El productor y periodista José Miguel Contreras anticipa el nacimiento de una televisión para este otoño. Su proyecto se anuncia zurdo y combativo: “Esta nueva cadena pasará a la historia por la enorme cantidad de gente que se ha esforzado en impedir su aparición”, escribió hace unos días en X.
A Contreras no hay que tomárselo a coña. Fue asesor de Felipe González en las elecciones de 1993 (las últimas a las que sobrevivió el sevillano) y el gran cerebro (junto a Miguel Barroso y Juan Campmany) del PSOE de Nueva Vía que llevó a José Luis Rodríguez Zapatero a La Moncloa. Entre los tres inventaron el exitoso acrónimo ZP (jugando con su apellido y Zapatero Presidente) y, en 2006, parieron La Sexta.
Han pasado veinte años y sospecho que Contreras (ya sin Barroso y sin Campmany) quiere repetir aquella Sexta en este ocaso, demoscópicamente anunciado, de Pedro Sánchez y del PSOE. Quizá llega tarde.
Hasta que fue absorbida por el Grupo Planeta en 2012, La Sexta era el referente televisivo de la izquierda española. Después fue pudriéndose hasta el paroxismo antiperiodístico del tándem Ferreras/Villarejo con su ya mítica frase del “es muy burdo, pero voy con ello”. O, “dicho de otra manera, Antonio, esto es una mafia”, que tampoco es mala frase en boca del presidente de La Razón y adjunto a la presidencia de Atresmedia (A3 y La Sexta), Mauricio Casals.
El universo de las teles convencionales ha cambiado tanto en tan pocos años que no sabe uno qué podrá aportar el nuevo proyecto de Contreras.
Con su televisión militante y panhispánica, Pablo Iglesias tampoco lo está petando: los 450.000 suscriptores de Canal Red son más una caja de resistencia que una fuerza mediática de influencia real. Aunque no tan nimia si comparamos sus cifras con las de un gigante mediático como El País: tres millones. Habría que saber qué porcentajes de uno y otro son más foráneos que españoles: Pablo Iglesias está volcando mucho su proyecto en América. Yo creo que el impacto de El País en España es mucho mayor, sobre el de Red, de lo que se podría colegir por los guarismos. Pero hoy estas impresiones resultan casi imposibles de verificar.
El de Contreras será, por tanto, el segundo movimiento importante en muchos años de la izquierda televisiva española tras la aparición de la cadena de Pablo Iglesias, que aun sigue luchando por emitir en TDT, según tengo entendido.
O sea, mientras todo el espectro catódico se fascistizaba, se anarrosizaba, se acomodaba a las burdelías de Ferreras/Villarejo/Casals y a los delirios psicofónicos de Iker Phantom Jiménez, a ningún empresario se le ocurría montar una tele o una radio de izquierdas. ¿Será que ya no quedan en España y en el mundo empresarios de izquierdas? Porque público no les va a faltar. Aunque, quizá, sí anunciantes. Pero esa es otra historia aun más peliaguda.
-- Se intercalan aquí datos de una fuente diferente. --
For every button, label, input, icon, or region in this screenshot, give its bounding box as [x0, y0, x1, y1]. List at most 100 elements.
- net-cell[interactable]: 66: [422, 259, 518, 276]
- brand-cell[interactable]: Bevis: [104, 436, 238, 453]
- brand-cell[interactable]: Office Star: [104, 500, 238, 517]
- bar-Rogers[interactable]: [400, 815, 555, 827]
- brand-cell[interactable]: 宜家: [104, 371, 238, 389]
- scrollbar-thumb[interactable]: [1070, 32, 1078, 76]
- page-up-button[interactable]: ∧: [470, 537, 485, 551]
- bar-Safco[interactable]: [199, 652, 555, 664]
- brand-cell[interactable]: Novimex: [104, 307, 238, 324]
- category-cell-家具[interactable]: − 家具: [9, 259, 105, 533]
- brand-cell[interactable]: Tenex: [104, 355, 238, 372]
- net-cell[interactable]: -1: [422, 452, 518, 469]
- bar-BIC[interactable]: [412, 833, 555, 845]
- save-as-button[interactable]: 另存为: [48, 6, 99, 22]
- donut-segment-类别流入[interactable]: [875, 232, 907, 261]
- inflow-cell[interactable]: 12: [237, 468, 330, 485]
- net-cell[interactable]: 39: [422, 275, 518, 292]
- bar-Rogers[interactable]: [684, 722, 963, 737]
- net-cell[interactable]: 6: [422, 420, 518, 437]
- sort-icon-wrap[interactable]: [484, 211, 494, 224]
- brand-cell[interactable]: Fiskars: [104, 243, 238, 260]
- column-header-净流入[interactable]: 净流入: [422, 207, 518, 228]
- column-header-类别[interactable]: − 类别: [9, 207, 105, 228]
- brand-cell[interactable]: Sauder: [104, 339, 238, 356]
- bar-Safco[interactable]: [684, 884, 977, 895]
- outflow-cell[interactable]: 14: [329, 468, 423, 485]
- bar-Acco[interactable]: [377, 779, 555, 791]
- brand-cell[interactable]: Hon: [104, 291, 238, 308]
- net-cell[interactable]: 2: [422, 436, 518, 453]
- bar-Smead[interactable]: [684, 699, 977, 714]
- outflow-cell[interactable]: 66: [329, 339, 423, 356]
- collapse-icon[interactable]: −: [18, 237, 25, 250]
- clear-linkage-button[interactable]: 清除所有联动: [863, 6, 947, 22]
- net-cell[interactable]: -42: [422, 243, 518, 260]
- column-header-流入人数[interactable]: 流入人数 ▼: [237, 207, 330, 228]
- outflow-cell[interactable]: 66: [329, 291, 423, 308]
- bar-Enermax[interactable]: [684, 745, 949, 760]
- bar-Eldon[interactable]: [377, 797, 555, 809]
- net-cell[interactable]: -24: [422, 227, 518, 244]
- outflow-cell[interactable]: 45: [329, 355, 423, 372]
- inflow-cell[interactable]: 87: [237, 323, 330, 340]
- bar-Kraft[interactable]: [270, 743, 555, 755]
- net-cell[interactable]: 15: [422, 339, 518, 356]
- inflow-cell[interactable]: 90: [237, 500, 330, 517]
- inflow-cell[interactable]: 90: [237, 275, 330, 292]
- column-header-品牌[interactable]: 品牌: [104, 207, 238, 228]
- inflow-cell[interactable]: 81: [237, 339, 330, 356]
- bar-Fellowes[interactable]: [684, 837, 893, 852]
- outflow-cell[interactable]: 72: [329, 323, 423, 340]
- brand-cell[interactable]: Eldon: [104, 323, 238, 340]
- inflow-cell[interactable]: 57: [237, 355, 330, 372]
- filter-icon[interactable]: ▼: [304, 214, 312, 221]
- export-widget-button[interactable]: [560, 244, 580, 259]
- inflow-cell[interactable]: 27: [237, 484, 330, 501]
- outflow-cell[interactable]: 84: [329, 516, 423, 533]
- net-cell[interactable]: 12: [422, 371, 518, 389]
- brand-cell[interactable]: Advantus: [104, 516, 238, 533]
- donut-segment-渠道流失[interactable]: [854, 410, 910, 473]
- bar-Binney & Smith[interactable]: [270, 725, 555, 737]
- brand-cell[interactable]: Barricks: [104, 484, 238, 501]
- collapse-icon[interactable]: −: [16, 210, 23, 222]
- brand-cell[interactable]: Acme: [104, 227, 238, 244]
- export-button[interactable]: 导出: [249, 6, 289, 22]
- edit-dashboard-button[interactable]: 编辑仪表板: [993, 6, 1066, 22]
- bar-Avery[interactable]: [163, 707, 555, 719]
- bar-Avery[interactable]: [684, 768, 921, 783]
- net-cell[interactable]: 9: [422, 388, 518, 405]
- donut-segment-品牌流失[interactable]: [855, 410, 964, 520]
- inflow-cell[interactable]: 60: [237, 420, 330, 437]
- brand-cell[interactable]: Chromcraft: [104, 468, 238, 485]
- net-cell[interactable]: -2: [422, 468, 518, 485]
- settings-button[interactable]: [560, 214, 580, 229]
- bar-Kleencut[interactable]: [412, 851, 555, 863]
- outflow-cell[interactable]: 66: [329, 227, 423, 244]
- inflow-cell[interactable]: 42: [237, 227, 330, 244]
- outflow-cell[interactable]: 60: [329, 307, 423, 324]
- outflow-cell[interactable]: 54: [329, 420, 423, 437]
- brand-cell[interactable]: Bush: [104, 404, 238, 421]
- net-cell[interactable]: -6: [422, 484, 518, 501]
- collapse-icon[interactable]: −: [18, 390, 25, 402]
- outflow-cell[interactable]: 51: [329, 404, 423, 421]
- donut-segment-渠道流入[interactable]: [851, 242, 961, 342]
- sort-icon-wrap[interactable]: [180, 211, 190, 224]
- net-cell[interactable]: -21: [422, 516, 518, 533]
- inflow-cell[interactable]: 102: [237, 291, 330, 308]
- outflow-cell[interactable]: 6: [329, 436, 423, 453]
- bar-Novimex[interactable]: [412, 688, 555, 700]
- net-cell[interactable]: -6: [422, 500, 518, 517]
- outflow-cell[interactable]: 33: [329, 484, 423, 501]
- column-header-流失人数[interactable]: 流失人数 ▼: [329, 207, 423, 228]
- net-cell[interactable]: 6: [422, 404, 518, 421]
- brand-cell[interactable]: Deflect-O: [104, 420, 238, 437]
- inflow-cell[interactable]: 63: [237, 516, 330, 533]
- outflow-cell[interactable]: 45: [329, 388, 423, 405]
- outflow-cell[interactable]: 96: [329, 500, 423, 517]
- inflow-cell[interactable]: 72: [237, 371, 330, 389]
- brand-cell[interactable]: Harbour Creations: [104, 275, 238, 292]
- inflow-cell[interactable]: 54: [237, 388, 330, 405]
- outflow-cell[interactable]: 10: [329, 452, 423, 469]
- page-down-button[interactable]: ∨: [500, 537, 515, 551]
En paralelo, La Ser y El País insinúan con poco pudor un giro a la derecha. No es que el grupo Prisa fuera nunca demasiado revolucionario. Pero solía trabajar bastante bien la equidistancia.
Se comenta mucho en redes la frase de despedida de Àngels Barceló de La Ser, cuando dijo que ella era “la página izquierda del libro y ahora toca leer la derecha”, o algo muy parecido. El adiós no voluntario de Javier Aroca, uno de los pocos analistas que no ponían a parir a Podemos constantemente, fue también muy comentado en redes sociales.
Sospechan las gentes que el grupo Prisa bascula definitivamente hacia el antisanchismo y se hermana con la derecha voxística y radical (que es la única que existe hoy). Quisiera recordar que el presidente de Prisa, Joseph Oughourlian, ya pronunció en 2022 está frase en el Nueva Economía Forum: “Quisimos ser de derechas, pero tuvimos que volver hacia la izquierda porque no obtuvimos los resultados esperados”. Supongo que ya queda dicho todo.
Aunque se puede decir más: Vincent Bolloré, confeso defensor del fascismo ultra de Le Pen y Éric Zemmour, controla un 10% aproximado de las acciones de Prisa a través de Vivendi. Tanto Oughourlian como Bolloré han decidido quitarse las máscaras. Va a ser siniestramente divertido.
La izquierda mediática, como la verdadera izquierda política, se va convirtiendo en algo marginal, arrabalero, extravagante y pintoresco. Supongo que nos lo merecemos. No sé por qué, pero seguro que nos lo merecemos.